Under floating charge with a cell voltage of 2.25V, it takes a week to fully charge the battery, and 28 days to fully charge it. During this period, the battery is in an undercharged state. Coarse lead sulfate crystals can be found 12 hours after the battery is discharged. In areas with power shortages, battery sulfidation is quite serious.
When used in a normal floating charge state, as the ambient temperature changes during the day and night, lead sulfate crystals will accumulate to form coarse lead sulfate crystals and cause sulfidation.
When the ambient temperature is relatively low in winter, the floating charge voltage of the battery should be increased accordingly. If the floating charge equipment does not rise accordingly according to the room temperature, the battery will be under-charged and battery sulfation will occur.
A battery that loses water is equivalent to an increase in the sulfuric acid concentration in the electrolyte, which also creates conditions for accelerating the sulfidation of the battery.
Faster charging can inhibit battery sulfation. The charging current of base stations is relatively small, so the degree of sulfation is more serious than that of batteries with large charging current. In addition, the smaller the floating charge voltage fluctuation, the smaller the disturbance of the floating charge current, which also forms the conditions for battery sulfation.

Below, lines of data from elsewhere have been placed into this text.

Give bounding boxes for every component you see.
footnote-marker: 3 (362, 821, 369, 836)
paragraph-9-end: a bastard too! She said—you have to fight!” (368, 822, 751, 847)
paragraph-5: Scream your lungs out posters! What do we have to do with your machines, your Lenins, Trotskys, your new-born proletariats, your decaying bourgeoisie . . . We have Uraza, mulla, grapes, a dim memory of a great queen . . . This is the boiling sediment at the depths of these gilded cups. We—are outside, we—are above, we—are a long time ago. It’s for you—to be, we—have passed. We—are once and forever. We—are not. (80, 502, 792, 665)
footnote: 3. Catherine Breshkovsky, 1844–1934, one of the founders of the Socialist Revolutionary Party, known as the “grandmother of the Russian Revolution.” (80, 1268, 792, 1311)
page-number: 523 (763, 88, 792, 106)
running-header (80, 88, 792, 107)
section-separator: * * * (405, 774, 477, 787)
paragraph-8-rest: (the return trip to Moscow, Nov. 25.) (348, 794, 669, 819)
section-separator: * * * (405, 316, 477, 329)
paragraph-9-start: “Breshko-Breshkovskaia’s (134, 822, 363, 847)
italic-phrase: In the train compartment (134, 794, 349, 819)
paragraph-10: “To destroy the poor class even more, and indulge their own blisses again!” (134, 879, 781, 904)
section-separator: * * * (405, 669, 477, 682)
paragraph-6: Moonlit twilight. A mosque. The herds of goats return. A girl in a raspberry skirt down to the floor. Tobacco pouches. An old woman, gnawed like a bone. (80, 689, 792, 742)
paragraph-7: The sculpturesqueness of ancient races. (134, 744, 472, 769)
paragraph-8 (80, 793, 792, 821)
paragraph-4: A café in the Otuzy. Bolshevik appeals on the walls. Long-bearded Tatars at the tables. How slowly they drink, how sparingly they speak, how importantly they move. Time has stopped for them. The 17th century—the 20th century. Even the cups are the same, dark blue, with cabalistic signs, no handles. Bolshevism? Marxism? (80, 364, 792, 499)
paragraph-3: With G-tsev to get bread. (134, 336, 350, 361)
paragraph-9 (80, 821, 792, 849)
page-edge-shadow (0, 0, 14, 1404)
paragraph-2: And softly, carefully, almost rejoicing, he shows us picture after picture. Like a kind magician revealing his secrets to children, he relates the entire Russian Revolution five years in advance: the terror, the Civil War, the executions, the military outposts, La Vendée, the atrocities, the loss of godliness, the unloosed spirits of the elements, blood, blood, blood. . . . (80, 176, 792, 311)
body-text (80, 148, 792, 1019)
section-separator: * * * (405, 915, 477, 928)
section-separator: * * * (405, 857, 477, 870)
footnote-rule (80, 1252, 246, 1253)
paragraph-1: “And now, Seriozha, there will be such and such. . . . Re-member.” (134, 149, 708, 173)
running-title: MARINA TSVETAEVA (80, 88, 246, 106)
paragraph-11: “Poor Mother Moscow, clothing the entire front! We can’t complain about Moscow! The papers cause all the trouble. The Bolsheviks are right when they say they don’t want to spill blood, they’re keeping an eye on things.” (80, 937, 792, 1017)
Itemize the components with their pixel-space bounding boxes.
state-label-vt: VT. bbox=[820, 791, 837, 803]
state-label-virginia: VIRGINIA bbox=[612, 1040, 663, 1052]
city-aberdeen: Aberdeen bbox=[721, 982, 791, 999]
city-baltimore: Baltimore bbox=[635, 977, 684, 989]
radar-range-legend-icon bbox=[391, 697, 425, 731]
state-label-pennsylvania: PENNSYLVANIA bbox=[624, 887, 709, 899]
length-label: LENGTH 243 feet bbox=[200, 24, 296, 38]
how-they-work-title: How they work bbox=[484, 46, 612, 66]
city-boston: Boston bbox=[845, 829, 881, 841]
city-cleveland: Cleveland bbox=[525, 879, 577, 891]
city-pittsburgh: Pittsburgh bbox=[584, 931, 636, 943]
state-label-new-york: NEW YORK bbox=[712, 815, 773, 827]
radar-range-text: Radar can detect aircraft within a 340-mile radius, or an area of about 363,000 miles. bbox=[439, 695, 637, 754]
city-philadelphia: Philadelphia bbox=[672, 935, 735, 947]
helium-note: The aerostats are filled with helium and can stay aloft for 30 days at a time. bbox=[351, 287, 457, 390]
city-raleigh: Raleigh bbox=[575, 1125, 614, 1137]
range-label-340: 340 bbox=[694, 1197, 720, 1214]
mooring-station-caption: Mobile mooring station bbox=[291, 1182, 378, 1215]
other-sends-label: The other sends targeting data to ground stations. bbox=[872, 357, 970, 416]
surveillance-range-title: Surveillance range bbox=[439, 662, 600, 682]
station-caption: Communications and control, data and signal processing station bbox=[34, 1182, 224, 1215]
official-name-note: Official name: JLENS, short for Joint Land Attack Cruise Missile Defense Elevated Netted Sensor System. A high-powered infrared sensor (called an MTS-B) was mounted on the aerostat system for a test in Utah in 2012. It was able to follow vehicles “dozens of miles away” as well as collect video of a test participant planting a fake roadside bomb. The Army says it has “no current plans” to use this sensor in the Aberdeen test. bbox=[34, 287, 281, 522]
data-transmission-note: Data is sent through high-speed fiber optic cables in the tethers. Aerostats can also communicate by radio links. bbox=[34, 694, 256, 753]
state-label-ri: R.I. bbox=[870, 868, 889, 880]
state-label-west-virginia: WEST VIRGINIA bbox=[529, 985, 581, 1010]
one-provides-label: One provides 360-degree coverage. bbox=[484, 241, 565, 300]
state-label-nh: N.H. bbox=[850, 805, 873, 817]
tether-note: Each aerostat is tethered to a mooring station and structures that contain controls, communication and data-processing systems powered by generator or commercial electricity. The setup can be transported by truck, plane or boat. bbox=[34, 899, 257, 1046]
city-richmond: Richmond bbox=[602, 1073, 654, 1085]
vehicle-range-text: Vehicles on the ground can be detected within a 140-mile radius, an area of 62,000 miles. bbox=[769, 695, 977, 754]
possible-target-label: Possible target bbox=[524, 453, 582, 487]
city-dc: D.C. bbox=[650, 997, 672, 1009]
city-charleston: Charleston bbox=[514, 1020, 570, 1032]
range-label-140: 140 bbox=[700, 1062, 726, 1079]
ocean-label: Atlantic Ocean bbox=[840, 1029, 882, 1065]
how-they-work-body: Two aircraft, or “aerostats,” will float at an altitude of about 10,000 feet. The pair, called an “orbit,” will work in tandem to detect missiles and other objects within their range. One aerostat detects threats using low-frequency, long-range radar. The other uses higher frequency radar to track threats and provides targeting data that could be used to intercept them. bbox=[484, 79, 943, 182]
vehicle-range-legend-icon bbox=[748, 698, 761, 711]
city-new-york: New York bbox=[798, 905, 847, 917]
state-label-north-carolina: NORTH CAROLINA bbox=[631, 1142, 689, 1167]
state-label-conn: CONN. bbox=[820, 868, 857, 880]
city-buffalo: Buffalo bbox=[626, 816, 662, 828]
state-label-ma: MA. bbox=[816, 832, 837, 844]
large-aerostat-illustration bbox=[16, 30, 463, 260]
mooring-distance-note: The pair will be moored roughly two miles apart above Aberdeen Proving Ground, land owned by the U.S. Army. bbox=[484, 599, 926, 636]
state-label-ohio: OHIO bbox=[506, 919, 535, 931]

Batteries using low antimony alloy positive plates have a relatively low float charge voltage and are more prone to sulfation than other lead-calcium-tin-aluminum alloy batteries.
From the above reasons for sulfation failure, it can be seen that many batteries cannot be avoided. Especially when the battery pack has a single cell lagging behind, some of the lagging single cells are in an undercharged state, so the battery is more susceptible to sulfation than other batteries.
Once the battery is sulfided, it cannot be solved by simple floating charge and equalizing charge, and other measures must be taken. At present, our company's technology is mainly to eliminate the sulfidation of the battery, restore the original nominal capacity, and put it into use again.